ABSTRACT

In Chapter 5, the basic characteristics of TSD were described. TSD was seen to be a powerful model for conceptualizing what observers do when they make decisions about the presence or absence of signals. According to the model, a sensory event arising from the presentation of a signal is fundamentally no different than one that arises from noise. There is no threshold to divide sensory events into those that are suprathreshold and those that are subthreshold, and there are no distinguishing characteristics that would enable the observers to identify the event as resulting from noise or, alternatively, from signal added to noise. Instead the observer experiences sensory events that vary in magnitude along a single continuum. The problem with which the observer is confronted is to decide whether a particular sensory event originated from the distribution of noise or from that of signal plus noise. According to the model, the problem is solved when the observer evaluates sensory events relative to the position of a decision criterion. The decision rule is that if the magnitude of the sensory event is greater than the value of the criterion, a signal is reported and if it is below this value it is not.
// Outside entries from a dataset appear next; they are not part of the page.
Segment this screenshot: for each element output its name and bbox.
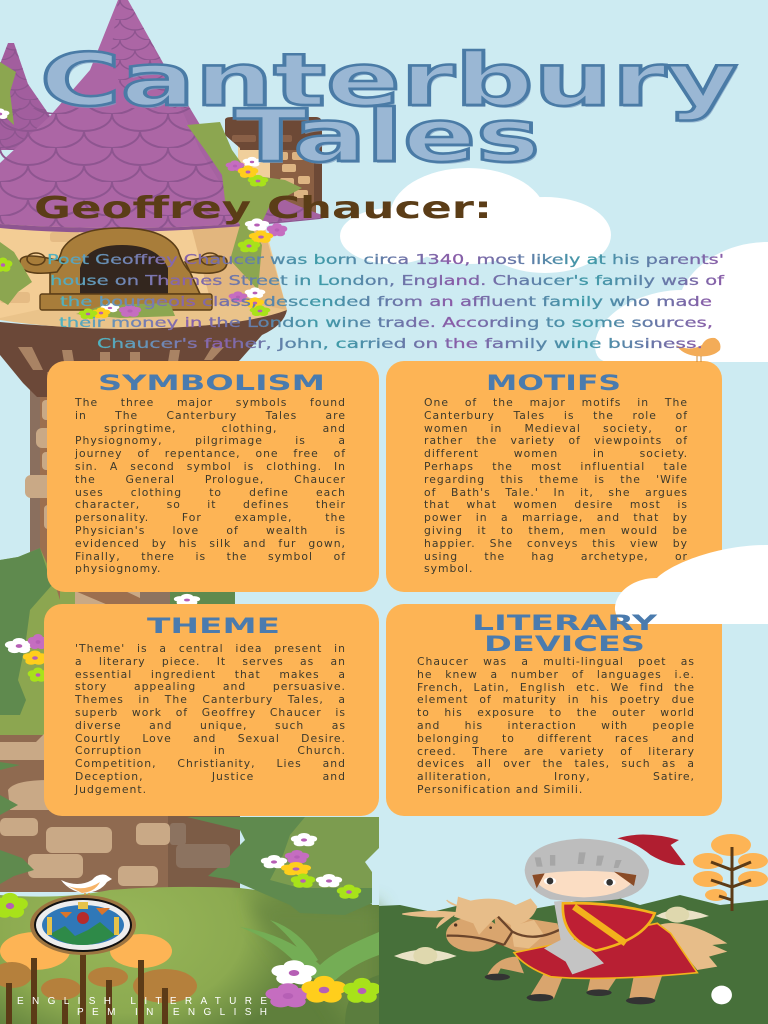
text: symbolism: the General Prologue, Chaucer [75, 473, 346, 486]
pebble [711, 986, 732, 1004]
text: motifs: Perhaps the most influential tale [424, 460, 688, 473]
intro paragraph: house on Thames Street in London, England. Chaucer's family was of [50, 273, 726, 289]
footer label: ENGLISH LITERATURE [17, 996, 267, 1007]
panel headings: MOTIFS [486, 371, 621, 395]
panel: symbolism background [47, 361, 379, 592]
text: theme: superb work of Geoffrey Chaucer is [75, 706, 346, 719]
wall [0, 815, 240, 892]
balcony [0, 310, 287, 397]
text: motifs: symbol. [424, 562, 473, 575]
title [40, 38, 740, 180]
left ivy [0, 548, 60, 740]
horse tail [659, 923, 727, 970]
text: symbolism: evidenced by his silk and fur gown, [75, 537, 346, 550]
text: motifs: women in Medieval society, or [424, 422, 688, 435]
intro paragraph: the bourgeois class, descended from an affluent family who made [60, 294, 712, 310]
intro paragraph: their money in the London wine trade. According to some sources, [59, 315, 713, 331]
text: literary devices: Personification and Simili. [417, 783, 583, 796]
bird: right [676, 338, 720, 362]
cloud: lower right [615, 545, 768, 624]
panel headings: SYMBOLISM [98, 371, 325, 395]
ivy flowers [0, 108, 287, 319]
text: symbolism: The three major symbols found [75, 396, 346, 409]
text: theme [74, 642, 346, 796]
white flowers [394, 907, 709, 964]
text: theme: Corruption in Church. [75, 744, 346, 757]
text: motifs [424, 396, 688, 575]
text: symbolism: Physiognomy, pilgrimage is a [75, 434, 346, 447]
cloud: right [595, 242, 768, 362]
text: theme: diverse and unique, such as [75, 719, 346, 732]
main roof [0, 0, 328, 232]
ground: left hillside [0, 548, 381, 1024]
text: symbolism: journey of repentance, one free of [75, 447, 346, 460]
text: literary devices: and his interaction with people [417, 719, 695, 732]
text: motifs: One of the major motifs in The [424, 396, 688, 409]
panel headings: LITERARY [472, 611, 658, 635]
panel: motifs background [386, 361, 722, 592]
orange trees [0, 932, 197, 1024]
text: theme: Competition, Christianity, Lies and [75, 757, 346, 770]
grass leaves [240, 920, 379, 985]
panel: theme background [44, 604, 379, 816]
text: literary devices: he knew a number of languages i.e. [417, 668, 695, 681]
ivy [0, 62, 302, 318]
panel headings: THEME [147, 614, 280, 638]
text: motifs: that what women desire most is [424, 498, 688, 511]
ivy lower [187, 817, 379, 915]
face [532, 871, 636, 897]
text: motifs: rather the variety of viewpoints of [424, 434, 688, 447]
text: motifs: happier. She conveys this view by [424, 537, 688, 550]
text: symbolism: physiognomy. [75, 562, 161, 575]
text: literary devices: Chaucer was a multi-lingual poet as [417, 655, 695, 668]
window [20, 228, 227, 310]
text: theme: essential ingredient that makes a [75, 668, 346, 681]
text: motifs: power in a marriage, and that by [424, 511, 688, 524]
strip between panels [60, 591, 75, 605]
text: theme: story appealing and persuasive. [75, 680, 346, 693]
text: motifs: different women in society. [424, 447, 688, 460]
legs [487, 957, 662, 1000]
text: literary devices: element of maturity in his poetry due [417, 693, 695, 706]
text: literary devices: to his exposure to the outer world [417, 706, 695, 719]
text: symbolism: in The Canterbury Tales are [75, 409, 346, 422]
bridle [447, 917, 562, 945]
text: motifs: regarding this theme is the 'Wife [424, 473, 688, 486]
illustration: tree [693, 834, 768, 911]
hillside flowers [0, 634, 381, 1007]
title: Tales [234, 94, 540, 178]
text: symbolism: sin. A second symbol is clothing. In [75, 460, 346, 473]
text: literary devices: alliteration, Irony, Satire, [417, 770, 695, 783]
text: symbolism: character, so it defines their [75, 498, 346, 511]
text: theme: Deception, Justice and [75, 770, 346, 783]
chimney tower [225, 117, 322, 215]
armoured leg [544, 900, 604, 974]
text: symbolism: springtime, clothing, and [104, 422, 346, 435]
text: motifs: giving it to them, men would be [424, 524, 688, 537]
text: literary devices [417, 655, 695, 796]
text: literary devices: creed. There are variety of literary [417, 745, 695, 758]
text: theme: Themes in The Canterbury Tales, a [75, 693, 346, 706]
illustration: knight on horse [394, 835, 732, 1004]
title: Canterbury [40, 38, 738, 122]
wall stones [0, 818, 170, 886]
text: motifs: of Bath's Tale.' In it, she argues [424, 486, 688, 499]
text: theme: Judgement. [75, 783, 147, 796]
intro paragraph [47, 252, 726, 352]
hill [0, 887, 379, 1024]
title: Canterbury [42, 40, 740, 124]
university seal [30, 895, 136, 955]
text: symbolism: personality. For example, the [75, 511, 346, 524]
caparison [514, 923, 697, 978]
panel headings [98, 371, 658, 656]
plume [617, 835, 686, 865]
text: theme: 'Theme' is a central idea present in [75, 642, 346, 655]
text: symbolism [74, 396, 346, 575]
trunk [30, 350, 235, 600]
helmet [525, 839, 649, 901]
illustration: castle tower [0, 0, 328, 600]
text: symbolism: Physician's love of wealth is [75, 524, 346, 537]
text: symbolism: Finally, there is the symbol of [75, 550, 346, 563]
footer label: PEM IN ENGLISH [77, 1007, 267, 1018]
subheading: Geoffrey Chaucer: Geoffrey Chaucer: [34, 191, 492, 226]
left turret [0, 43, 50, 150]
text: literary devices: belonging to different races and [417, 732, 695, 745]
text: motifs: Canterbury Tales is the role of [424, 409, 688, 422]
text: motifs: using the hag archetype, or [424, 550, 688, 563]
ground: right hedge [379, 895, 768, 1024]
text: theme: a literary piece. It serves as an [75, 655, 346, 668]
stone base [0, 735, 60, 890]
intro paragraph: Poet Geoffrey Chaucer was born circa 1340, most likely at his parents' [47, 252, 724, 268]
tower wall [0, 215, 287, 320]
title: Tales [236, 96, 542, 180]
text: literary devices: French, Latin, English etc. We find the [417, 681, 695, 694]
mane and ears [454, 897, 544, 948]
horse neck and head [494, 913, 566, 952]
cloud: top centre [340, 168, 611, 273]
panel: literary devices background [386, 604, 722, 816]
shield [563, 903, 655, 951]
text: symbolism: uses clothing to define each [75, 486, 346, 499]
text: theme: Courtly Love and Sexual Desire. [75, 732, 346, 745]
intro paragraph: Chaucer's father, John, carried on the family wine business. [97, 336, 703, 352]
footer label [17, 996, 267, 1018]
bird: left [61, 875, 112, 899]
text: literary devices: devices all over the tales, such as a [417, 757, 695, 770]
panel headings: DEVICES [484, 632, 645, 656]
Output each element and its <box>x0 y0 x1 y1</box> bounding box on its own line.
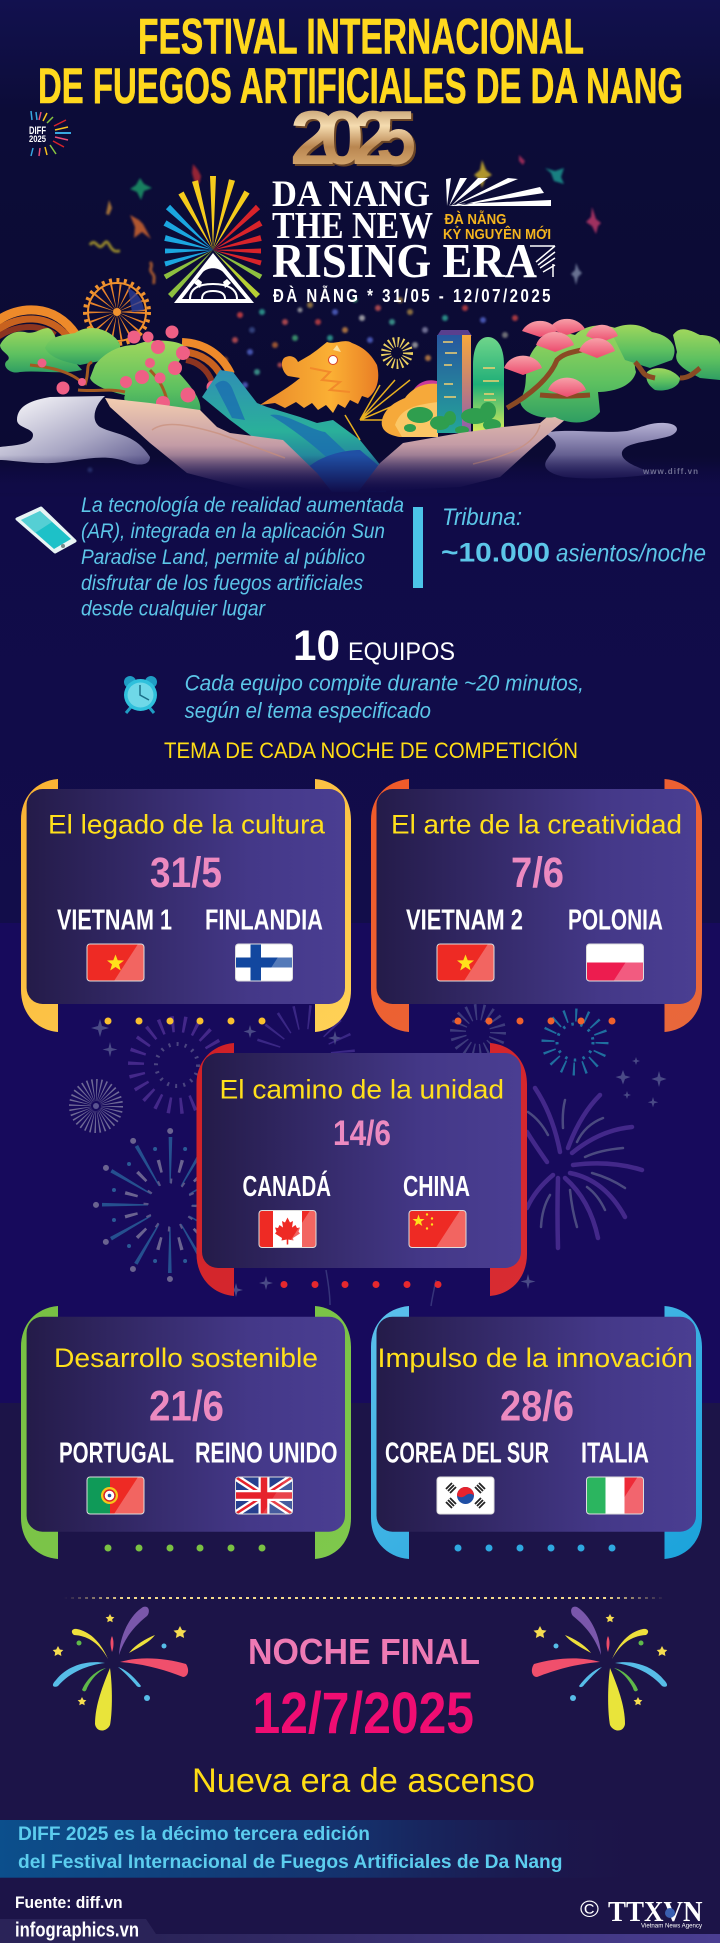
TTXVN logo: Vietnam News Agency <box>641 1922 703 1930</box>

The position of the criterion relative to the location of the noise and signal-plus-noise distributions is determined by practical considerations such as the probability of the signal being presented and the costs and values of the decision outcomes. The position of the criterion, as well as the detectability of the signal, specified as the d′ distance between the means of the noise and signal-plus-noise distributions, can be inferred from experimental data by determining the observer’s hit rate and false alarm rate in the detection situation. One of the greatest strengths of this approach in psychophysics is that it provides the investigator with separate and independent measures of the location of the criterion and signal detectability. In classical psychophysics, this was not possible, but instead thresholds, as detectability measures, were often contaminated by response bias resulting from the unaccounted for location of the criterion. Thus, TSD represents a substantial improvement in psychophysical methodology.